Elle est loin la glorieuse époque du rail shooter. Ressuscité avec les débuts de la Wii, rapidement croisé avec l’arrivée du PS Move, on ne s’attendait pas à revoir le genre aujourd’hui sur PS4, qui n’a jamais mis vraiment en avant les fonctions gyroscopiques de sa manette. On s’attendait encore moins à voir un jeu venir de France pour tenter de réchauffer nos souvenirs d’adolescent en arcade. C’est pourtant de Paris que vient Blue Estate, tentative délibérément nostalgique surfant sur la petite notoriété du House of the Dead: Overkill. Sauf qu’il n’est plus si simple de s’engouffrer dans la vulgarité décomplexée du bis, lessivé jusqu’à la corde. Avec son esthétique Grindhouse, son humour badass, et ses références permanentes au cinéma (Matrix, John Woo…), Blue Estate arrive avec une à deux bonnes décennies de retard. D’emblée, son ton, son ambiance, ses punch lines, ses citations, et même son rendu (PS3, tout juste), sont définitivement has been. Bien que le jeu s’inspire d’un comics éponyme lancé en 2011, il y a quelque chose ici du fan film potache, venu d’on ne sait trop quel trou paumé qui aurait coupé toutes communications depuis des années. On pourrait bien sûr renverser le point de vue, et dire, au contraire, que le jeu tente de retrouver ce qui faisait le bonheur des années 1990, cette euphorie cinéphile partant puiser dans les 70’s une manière de casser les codes de la pop culture de son époque. Mais le petit revival, tout aussi sincère qu’il soit, donne plutôt l’impression d’une immaturité qui se traine comme un boulet ses vieux gimmicks.

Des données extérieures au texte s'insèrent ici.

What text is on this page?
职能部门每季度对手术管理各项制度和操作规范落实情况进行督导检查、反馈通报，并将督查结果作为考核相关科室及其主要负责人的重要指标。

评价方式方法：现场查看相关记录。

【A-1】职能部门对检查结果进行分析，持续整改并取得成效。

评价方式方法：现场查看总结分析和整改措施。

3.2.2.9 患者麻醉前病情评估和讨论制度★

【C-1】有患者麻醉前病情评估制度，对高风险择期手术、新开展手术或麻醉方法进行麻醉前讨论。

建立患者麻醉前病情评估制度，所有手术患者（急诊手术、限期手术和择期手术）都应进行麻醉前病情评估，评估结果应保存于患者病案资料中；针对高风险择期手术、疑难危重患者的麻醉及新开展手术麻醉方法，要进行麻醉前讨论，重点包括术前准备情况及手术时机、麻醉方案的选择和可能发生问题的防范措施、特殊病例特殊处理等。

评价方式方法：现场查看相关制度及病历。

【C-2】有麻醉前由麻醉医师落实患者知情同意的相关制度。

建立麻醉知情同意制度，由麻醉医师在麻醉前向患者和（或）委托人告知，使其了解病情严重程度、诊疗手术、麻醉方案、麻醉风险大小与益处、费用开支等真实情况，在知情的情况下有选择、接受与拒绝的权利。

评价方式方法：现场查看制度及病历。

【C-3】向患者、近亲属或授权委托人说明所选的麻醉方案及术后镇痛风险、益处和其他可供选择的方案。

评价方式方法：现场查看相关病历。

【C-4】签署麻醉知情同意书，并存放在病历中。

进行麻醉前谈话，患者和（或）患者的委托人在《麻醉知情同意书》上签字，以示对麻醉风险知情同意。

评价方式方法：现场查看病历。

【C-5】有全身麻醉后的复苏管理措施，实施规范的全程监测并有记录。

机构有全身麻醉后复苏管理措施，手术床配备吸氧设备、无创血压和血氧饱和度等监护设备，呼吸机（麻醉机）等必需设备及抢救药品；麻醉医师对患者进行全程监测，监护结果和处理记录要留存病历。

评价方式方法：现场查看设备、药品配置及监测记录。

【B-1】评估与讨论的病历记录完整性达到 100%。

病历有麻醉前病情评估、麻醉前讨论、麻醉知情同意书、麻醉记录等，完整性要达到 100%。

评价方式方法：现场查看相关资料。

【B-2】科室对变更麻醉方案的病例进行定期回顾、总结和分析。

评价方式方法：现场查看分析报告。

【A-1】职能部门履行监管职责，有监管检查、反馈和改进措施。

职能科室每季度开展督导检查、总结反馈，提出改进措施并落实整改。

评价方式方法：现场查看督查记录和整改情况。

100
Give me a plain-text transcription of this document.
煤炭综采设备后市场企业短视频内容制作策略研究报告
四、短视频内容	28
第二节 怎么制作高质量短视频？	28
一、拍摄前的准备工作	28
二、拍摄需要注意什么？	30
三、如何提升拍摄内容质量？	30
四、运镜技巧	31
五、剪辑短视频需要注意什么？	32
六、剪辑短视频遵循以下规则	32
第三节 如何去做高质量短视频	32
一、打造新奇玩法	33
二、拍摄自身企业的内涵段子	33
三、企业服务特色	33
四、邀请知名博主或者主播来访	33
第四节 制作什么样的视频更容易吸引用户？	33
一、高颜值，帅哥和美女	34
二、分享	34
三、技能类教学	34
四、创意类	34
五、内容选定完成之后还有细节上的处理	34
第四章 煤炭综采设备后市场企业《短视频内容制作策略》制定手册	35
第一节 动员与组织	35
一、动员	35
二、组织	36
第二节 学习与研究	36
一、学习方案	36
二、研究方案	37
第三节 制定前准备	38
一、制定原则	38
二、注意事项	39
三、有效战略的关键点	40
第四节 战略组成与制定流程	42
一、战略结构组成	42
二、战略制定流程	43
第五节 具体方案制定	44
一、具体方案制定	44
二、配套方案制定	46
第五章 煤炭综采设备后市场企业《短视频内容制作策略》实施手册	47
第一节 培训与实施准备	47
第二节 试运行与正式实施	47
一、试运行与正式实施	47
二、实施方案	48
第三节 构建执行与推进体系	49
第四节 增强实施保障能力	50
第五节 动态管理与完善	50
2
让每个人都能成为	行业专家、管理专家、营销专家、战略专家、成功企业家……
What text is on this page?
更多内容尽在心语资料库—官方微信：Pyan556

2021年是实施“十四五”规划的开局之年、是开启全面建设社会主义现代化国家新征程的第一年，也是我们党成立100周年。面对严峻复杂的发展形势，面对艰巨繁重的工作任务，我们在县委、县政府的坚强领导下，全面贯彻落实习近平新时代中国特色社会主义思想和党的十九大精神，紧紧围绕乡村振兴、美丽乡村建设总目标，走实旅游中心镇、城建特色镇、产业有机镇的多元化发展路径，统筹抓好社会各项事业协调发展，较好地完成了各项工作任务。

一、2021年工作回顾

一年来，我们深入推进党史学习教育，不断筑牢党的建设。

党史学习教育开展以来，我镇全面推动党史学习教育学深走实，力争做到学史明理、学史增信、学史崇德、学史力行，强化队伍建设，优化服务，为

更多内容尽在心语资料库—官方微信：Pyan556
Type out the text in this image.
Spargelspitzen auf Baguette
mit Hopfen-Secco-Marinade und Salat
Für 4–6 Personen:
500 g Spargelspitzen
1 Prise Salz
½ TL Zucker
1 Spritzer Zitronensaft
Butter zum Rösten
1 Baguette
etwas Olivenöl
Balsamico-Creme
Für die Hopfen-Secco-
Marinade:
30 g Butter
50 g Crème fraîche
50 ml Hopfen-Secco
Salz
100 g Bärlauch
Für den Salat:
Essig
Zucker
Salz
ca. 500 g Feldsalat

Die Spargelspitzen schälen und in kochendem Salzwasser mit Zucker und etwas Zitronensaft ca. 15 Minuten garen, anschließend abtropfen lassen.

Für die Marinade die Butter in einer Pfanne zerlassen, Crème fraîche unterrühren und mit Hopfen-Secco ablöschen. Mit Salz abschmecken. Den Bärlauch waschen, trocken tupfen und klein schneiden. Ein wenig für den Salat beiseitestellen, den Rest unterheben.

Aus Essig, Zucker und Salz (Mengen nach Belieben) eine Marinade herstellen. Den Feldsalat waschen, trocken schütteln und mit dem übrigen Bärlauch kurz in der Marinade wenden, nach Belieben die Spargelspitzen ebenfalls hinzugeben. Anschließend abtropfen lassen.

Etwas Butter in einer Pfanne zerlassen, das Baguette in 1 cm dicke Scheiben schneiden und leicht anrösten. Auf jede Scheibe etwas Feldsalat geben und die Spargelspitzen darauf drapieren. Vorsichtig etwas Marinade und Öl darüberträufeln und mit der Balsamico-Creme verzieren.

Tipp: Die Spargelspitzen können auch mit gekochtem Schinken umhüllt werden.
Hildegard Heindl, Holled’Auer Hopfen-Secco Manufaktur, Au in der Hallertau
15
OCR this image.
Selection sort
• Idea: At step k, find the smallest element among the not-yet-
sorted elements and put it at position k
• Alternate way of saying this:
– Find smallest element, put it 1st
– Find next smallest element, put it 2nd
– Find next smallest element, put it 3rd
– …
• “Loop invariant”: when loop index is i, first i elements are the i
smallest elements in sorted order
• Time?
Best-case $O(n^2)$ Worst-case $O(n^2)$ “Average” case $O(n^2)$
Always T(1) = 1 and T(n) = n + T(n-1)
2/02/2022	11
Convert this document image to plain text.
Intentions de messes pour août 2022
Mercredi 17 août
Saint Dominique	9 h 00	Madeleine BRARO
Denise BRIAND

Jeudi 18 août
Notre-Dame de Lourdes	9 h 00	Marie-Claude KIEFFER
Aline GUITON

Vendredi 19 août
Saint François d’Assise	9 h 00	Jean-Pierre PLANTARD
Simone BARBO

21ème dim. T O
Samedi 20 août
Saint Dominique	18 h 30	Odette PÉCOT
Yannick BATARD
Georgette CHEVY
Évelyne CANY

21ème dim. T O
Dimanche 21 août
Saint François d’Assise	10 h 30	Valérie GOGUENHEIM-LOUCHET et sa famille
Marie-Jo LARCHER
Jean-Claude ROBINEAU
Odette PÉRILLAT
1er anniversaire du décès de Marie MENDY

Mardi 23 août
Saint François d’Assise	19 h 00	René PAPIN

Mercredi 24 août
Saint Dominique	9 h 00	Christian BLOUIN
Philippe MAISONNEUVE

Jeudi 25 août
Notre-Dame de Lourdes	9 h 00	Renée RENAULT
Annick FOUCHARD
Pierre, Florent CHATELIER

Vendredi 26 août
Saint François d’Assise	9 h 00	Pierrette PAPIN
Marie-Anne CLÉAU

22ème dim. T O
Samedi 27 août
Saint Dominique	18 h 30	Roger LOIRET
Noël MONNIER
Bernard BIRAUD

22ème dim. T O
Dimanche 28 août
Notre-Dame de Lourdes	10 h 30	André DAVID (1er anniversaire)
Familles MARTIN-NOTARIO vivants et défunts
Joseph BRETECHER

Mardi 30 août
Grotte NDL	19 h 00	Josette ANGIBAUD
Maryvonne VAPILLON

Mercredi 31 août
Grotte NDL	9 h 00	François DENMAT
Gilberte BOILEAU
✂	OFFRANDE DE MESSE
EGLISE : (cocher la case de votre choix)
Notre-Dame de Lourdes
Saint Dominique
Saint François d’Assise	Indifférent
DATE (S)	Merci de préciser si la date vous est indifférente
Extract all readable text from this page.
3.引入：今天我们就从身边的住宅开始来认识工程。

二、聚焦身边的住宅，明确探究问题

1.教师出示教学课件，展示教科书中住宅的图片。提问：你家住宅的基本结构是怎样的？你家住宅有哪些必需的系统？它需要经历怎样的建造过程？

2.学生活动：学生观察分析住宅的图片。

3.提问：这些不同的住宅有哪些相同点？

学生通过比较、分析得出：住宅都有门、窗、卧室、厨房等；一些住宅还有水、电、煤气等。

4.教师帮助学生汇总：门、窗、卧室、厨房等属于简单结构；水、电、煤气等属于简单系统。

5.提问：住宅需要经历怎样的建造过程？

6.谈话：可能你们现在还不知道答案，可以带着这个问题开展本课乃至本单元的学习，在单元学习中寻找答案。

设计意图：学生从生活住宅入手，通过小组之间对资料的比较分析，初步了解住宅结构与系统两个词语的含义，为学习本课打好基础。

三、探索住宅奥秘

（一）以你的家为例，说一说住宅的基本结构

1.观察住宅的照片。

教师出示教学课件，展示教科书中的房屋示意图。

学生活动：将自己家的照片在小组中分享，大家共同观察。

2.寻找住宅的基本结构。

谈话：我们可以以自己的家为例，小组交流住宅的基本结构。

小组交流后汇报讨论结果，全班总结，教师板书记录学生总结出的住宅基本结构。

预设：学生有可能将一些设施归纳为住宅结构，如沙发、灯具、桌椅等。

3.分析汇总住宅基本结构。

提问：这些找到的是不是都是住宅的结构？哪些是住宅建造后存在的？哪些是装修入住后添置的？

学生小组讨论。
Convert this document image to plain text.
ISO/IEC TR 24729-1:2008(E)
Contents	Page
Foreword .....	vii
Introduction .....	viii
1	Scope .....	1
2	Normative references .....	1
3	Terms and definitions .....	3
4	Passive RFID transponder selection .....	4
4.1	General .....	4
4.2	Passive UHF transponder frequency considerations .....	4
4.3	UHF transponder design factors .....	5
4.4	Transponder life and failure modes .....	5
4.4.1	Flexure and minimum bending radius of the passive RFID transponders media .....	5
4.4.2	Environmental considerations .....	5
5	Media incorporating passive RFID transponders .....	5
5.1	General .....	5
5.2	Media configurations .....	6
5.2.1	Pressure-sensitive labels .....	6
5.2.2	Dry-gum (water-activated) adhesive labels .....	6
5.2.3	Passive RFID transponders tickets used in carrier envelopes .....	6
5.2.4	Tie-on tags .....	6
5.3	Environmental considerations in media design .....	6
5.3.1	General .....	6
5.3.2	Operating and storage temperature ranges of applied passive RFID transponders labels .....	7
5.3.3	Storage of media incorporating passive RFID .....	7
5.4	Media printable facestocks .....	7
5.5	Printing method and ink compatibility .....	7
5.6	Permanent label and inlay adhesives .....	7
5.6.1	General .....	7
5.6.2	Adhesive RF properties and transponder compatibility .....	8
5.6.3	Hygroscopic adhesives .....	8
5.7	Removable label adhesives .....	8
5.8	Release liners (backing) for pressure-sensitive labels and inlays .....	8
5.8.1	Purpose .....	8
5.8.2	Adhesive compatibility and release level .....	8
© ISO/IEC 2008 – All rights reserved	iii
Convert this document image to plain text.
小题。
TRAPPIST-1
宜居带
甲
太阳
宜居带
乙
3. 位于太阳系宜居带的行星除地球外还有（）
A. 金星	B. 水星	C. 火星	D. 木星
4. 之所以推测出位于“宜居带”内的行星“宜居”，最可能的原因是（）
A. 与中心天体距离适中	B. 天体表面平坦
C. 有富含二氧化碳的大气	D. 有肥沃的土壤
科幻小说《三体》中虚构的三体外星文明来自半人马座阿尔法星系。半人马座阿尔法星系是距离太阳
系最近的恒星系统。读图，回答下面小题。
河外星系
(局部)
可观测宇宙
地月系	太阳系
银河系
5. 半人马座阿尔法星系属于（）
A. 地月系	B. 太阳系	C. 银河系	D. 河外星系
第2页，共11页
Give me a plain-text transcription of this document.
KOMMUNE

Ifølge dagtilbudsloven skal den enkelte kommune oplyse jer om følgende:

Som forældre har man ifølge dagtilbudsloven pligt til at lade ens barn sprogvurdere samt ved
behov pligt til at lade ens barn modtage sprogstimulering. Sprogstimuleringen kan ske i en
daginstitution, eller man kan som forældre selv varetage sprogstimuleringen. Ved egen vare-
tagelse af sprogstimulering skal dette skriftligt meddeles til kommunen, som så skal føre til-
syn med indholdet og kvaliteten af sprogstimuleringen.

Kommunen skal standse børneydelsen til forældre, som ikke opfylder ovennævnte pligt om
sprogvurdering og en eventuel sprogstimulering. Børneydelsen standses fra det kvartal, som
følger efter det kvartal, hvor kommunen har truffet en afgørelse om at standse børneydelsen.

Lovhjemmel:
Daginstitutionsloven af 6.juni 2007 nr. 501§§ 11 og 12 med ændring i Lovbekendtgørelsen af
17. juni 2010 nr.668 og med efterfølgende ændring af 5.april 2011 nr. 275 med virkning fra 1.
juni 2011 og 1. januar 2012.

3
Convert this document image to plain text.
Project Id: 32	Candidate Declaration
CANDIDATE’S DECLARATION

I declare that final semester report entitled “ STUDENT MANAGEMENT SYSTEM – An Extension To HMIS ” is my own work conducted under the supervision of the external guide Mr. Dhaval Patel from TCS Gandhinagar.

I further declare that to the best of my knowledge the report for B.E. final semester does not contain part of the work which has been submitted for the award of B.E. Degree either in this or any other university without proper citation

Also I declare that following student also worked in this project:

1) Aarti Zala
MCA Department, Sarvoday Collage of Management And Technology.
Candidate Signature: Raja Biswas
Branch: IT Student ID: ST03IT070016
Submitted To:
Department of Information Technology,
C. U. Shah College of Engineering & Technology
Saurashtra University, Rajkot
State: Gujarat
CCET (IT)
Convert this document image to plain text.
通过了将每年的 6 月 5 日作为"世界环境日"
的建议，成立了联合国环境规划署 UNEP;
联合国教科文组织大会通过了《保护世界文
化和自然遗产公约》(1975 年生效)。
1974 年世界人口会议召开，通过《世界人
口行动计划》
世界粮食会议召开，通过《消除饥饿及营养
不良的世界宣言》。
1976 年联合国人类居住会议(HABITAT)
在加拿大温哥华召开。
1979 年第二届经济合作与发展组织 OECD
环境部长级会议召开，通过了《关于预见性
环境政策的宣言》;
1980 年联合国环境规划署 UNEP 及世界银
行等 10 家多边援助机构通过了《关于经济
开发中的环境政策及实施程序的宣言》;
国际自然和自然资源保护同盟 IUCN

Un peu lourd, mal dégrossi, ou carrément bloqué sur son compteur, Blue Estate échoue aussi, sinon d’abord, à être un bon rail shooter – un comble pour un jeu visant à retrouver le parfum d’une époque où les mains suaient sur les uzis en plastique. Répétant les défauts de son modèle, il fait durer les niveaux, forcément trop longs, et donc contradictoires avec ce que doit être le genre : court, intense, difficile. Le rail shooter, en bon jeu d’arcade, fonde son identité sur la mémorisation des patterns, et la rapidité à jongler avec. Blue Estate étire tout (impossible de retenir quoique ce soit), et doit en plus se passer d’une arme pour tirer et viser. En le remplaçant par le DualShock et un réticule, l’exercice se résume presque à jouer à la souris, avec des ennemis plantés comme des piquets devant l’écran durant plusieurs secondes. Ce n’est pas plus son système de couverture (déjà vu dans Time Crisis 4), ni ses bonus ou armes qui n’aident à rehausser la copie. Le jeu manque de rythme, se limitant à enchainer mollement les head shots, avec quelques accélérations, parfois. L’essence du rail shooter, le charme des crampes dans les bras à force de tenir l’arme devant soi, ce rapport presque physique au jeu, tout ça est ici pour de bon balayé, rendu à un pire gameplay que la Wiimote – elle au moins permettant de retrouver, à force d’accessoires prenant désormais la poussière, ce que furent Virtua Cop et autres House of the Dead.

Pourtant, Blue Estate n’est pas nul et mérite presque le coup d’oeil. Pour sa mise en scène, ses transitions, les déplacements du personnage, le jeu fourmille d’idées, transformant les décors en partie de cache-cache géant à plusieurs niveaux. L’envie de refaire un Stanglehold à petit budget est là. Elle est honorable. Il manque seulement les bases, de l’audace, une identité.